C-Waffen-Angriff in Syrien: Giftiger Streit über Giftgas

Die Zahl der Toten des Angriffs von Chan Scheichun steigt auf 72. Russland stellt sich schützend vor die Assad-Regierung.

Frau, liegend mit Atemmaske

Überlebende der Attacke Foto: ap

BERLIN taz | Nach dem verheerenden mutmaßlichen Giftgasangriff in Syrien am Dienstag zeichnet sich keine einheitliche internationale Linie ab. Russlands Regierung nannte am Mittwochnachmittag kurz vor einer Dringlichkeitssitzung des UN-Sicherheitsrats den vorliegenden Resolutionsentwurf „inakzeptabel“ und kündigte eine Fortsetzung ihrer militärischen Unterstützung für die syrische Regierung an.

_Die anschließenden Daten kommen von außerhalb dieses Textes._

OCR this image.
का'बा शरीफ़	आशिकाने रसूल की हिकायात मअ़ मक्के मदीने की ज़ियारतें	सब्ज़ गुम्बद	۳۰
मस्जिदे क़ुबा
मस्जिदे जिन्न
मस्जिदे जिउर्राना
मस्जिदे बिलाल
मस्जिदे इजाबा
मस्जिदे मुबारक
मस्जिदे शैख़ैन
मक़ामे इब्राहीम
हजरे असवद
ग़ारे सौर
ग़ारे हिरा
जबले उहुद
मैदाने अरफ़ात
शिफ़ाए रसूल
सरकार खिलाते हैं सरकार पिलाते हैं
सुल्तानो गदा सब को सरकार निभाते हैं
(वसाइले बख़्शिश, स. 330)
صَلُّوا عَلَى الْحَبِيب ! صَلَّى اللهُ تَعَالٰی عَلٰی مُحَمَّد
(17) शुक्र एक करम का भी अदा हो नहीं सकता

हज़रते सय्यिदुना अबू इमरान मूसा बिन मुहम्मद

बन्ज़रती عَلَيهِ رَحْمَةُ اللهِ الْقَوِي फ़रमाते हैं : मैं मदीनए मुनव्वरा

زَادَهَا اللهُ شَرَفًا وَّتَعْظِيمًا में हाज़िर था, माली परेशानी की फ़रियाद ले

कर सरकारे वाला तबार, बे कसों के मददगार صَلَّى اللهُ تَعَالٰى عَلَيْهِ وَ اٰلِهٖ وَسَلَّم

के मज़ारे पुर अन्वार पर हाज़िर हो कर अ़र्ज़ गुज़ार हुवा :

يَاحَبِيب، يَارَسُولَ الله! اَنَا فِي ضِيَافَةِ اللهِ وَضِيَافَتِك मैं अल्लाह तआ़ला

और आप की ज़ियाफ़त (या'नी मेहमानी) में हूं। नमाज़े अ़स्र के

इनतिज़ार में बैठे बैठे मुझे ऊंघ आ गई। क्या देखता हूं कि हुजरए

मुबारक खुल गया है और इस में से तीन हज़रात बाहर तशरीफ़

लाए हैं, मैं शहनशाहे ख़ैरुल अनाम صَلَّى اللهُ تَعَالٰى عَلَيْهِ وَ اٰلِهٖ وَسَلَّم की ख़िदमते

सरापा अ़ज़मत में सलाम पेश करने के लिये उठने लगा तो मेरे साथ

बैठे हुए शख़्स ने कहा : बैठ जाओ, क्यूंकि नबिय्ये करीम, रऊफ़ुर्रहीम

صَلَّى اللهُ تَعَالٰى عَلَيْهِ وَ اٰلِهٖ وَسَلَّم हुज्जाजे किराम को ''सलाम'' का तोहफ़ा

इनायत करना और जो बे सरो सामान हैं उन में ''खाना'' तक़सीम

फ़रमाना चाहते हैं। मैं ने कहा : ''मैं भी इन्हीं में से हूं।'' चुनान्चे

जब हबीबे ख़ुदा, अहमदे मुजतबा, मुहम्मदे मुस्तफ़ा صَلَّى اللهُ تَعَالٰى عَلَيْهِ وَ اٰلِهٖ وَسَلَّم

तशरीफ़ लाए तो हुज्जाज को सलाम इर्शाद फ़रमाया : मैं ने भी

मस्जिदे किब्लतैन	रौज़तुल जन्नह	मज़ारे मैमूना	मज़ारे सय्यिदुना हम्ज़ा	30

Die USA, Großbritannien und Frankreich hatten Syriens Regierung für den Tod von mindestens 72 Menschen durch Giftgas im Ort Chan Scheichun im syrischen Rebellengebiet der Provinz Idlib Dienstagfrüh verantwortlich gemacht. Der Ort wurde am Mittwoch nach Angaben der lokalen Zivilverteidigung erneut aus der Luft angegriffen.

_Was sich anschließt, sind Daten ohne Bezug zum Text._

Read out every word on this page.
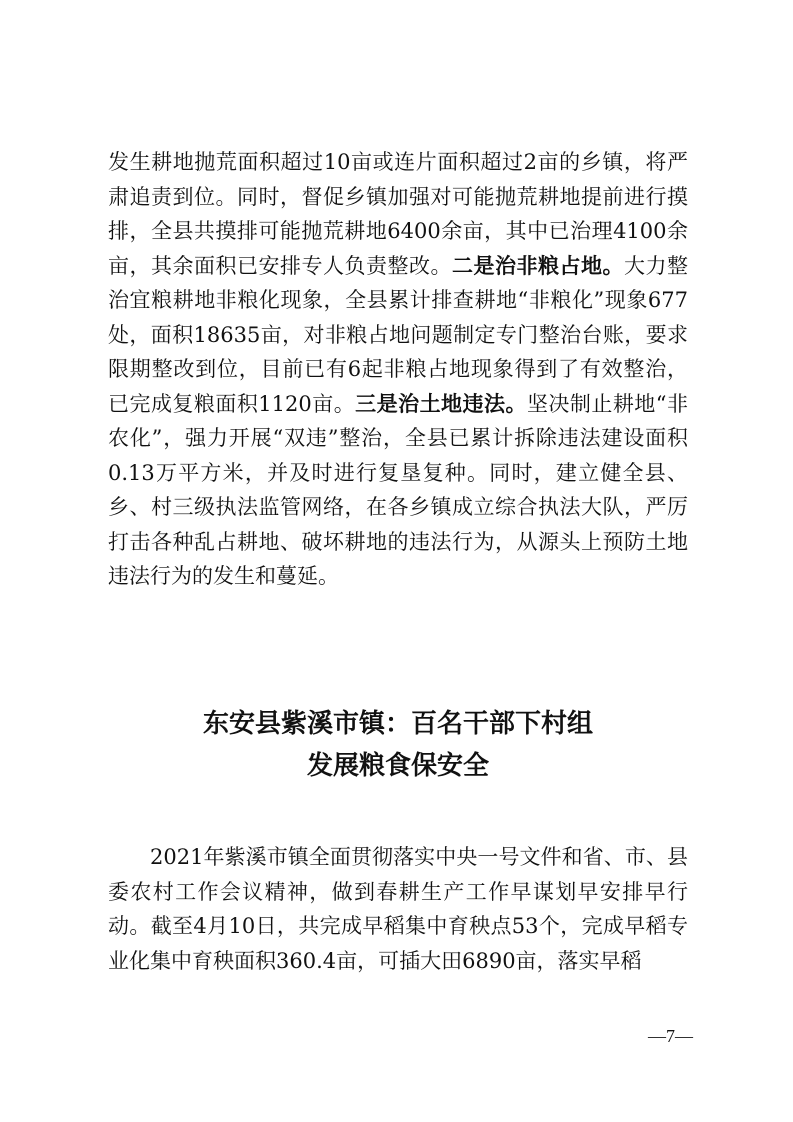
发生耕地抛荒面积超过10亩或连片面积超过2亩的乡镇，将严肃追责到位。同时，督促乡镇加强对可能抛荒耕地提前进行摸排，全县共摸排可能抛荒耕地6400余亩，其中已治理4100余亩，其余面积已安排专人负责整改。二是治非粮占地。大力整治宜粮耕地非粮化现象，全县累计排查耕地“非粮化”现象677处，面积18635亩，对非粮占地问题制定专门整治台账，要求限期整改到位，目前已有6起非粮占地现象得到了有效整治，已完成复粮面积1120亩。三是治土地违法。坚决制止耕地“非农化”，强力开展“双违”整治，全县已累计拆除违法建设面积0.13万平方米，并及时进行复垦复种。同时，建立健全县、乡、村三级执法监管网络，在各乡镇成立综合执法大队，严厉打击各种乱占耕地、破坏耕地的违法行为，从源头上预防土地违法行为的发生和蔓延。

东安县紫溪市镇：百名干部下村组
发展粮食保安全

2021年紫溪市镇全面贯彻落实中央一号文件和省、市、县委农村工作会议精神，做到春耕生产工作早谋划早安排早行动。截至4月10日，共完成早稻集中育秧点53个，完成早稻专业化集中育秧面积360.4亩，可插大田6890亩，落实早稻

—7—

Sowohl Syriens als auch Russlands Regierungen haben bestätigt, dass die syrische Luftwaffe Angriffe auf Chan Scheichun geflogen hat. Sie behaupten aber, dass dabei keine chemischen Kampfstoffe eingesetzt wurden.

Vielmehr, so das russische Verteidigungsministerium, hätten die Angriffe zwischen 11.30 Uhr und 12.30 Uhr Ortszeit „ein wichtiges Munitionslager von Terroristen“ getroffen, in dem sich „Werkstätten zur Herstellung von Projektilen voller Giftstoffe“ befanden. „Aus diesem wichtigen Arsenal heraus wurden chemische Waffen an Militante im Irak geliefert“, behauptete Ministeriumssprecher Igor Konaschenkow weiter.

Chemiewaffen gehen anders

Die russische Version wurde umgehend von Experten als unglaubwürdig zurückgewiesen. Zum einen gab es die ersten Berichte und Bilder vom Angriff bereits um 9.33 Uhr Ortszeit am Dienstag. Zum Zweiten, wie ein Chemiewaffenexperte im BBC-Interview ausführte, sei es nicht möglich, durch einen Luftangriff die Ausbreitung von am Boden gelagerten Giftgas herbeizuführen.

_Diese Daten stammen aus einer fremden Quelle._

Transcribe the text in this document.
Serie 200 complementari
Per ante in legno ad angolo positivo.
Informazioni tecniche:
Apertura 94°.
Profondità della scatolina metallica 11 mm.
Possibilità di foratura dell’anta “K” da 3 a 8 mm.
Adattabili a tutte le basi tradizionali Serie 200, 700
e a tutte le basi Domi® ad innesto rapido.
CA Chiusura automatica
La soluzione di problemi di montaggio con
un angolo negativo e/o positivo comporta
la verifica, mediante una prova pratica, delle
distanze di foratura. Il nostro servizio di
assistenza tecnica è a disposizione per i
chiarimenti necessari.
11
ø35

Chemische Kampfstoffe wie das infrage kommende Sarin werden im Allgemeinen sowieso nicht als solche aufbewahrt, weil sie dafür viel zu instabil sind. Ihre Komponenten werden getrennt gelagert und direkt vor dem Einsatz kombiniert, um mittels chemischer Reaktion zum Kampfstoff zu werden, erklärt der britische C-Waffen-Experte Dan Kaszeta. Aus Syrien – dessen Regierung nach verheerenden Giftgasangriffen nahe Damaskus im August 2013 unter internationaler Aufsicht einen Großteil, aber nicht 100 Prozent, ihrer Chemiewaffenbestände vernichtet hat – sei kein anderer Umgang mit C-Waffen bekannt.

C-Waffen-Experte Dan Kaszeta

„Auf die Komponenten eine Bombe zu werfen, ist nicht der korrekte Mechanismus, um Nervengas herzustellen“

„Selbst unter der Annahme, dass große Mengen der beiden Sarin-Komponenten im gleichen Teil der gleichen Lagerstätte aufbewahrt worden seien – und das wäre eine merkwürdige Praxis –, führt ein Luftschlag nicht zur Entstehung großer Mengen Sarin“, so Kaszeta. „Auf die Komponenten eine Bombe zu werfen, ist nicht der korrekte Mechanismus, um Nervengas herzustellen.“

Alle Experten sagen, die vorliegenden Informationen würden auf die Freisetzung von Giftgas im Rahmen eines Luftangriffs hindeuten, wofür in Syrien nur das Regierungslager infrage kommt. Die Organisation für das Verbot chemischer Waffen (OPCW), die seit 2014 im UN-Auftrag Vorwürfe von Chemiewaffeneinsätzen in Syrien untersucht, sagte, sie sei dabei, „Informationen von allen verfügbaren Quellen zu sammeln und zu analysieren“.

Erste Teams sind aus der Türkei unterwegs, wohin auch überlebende Opfer evakuiert worden sind.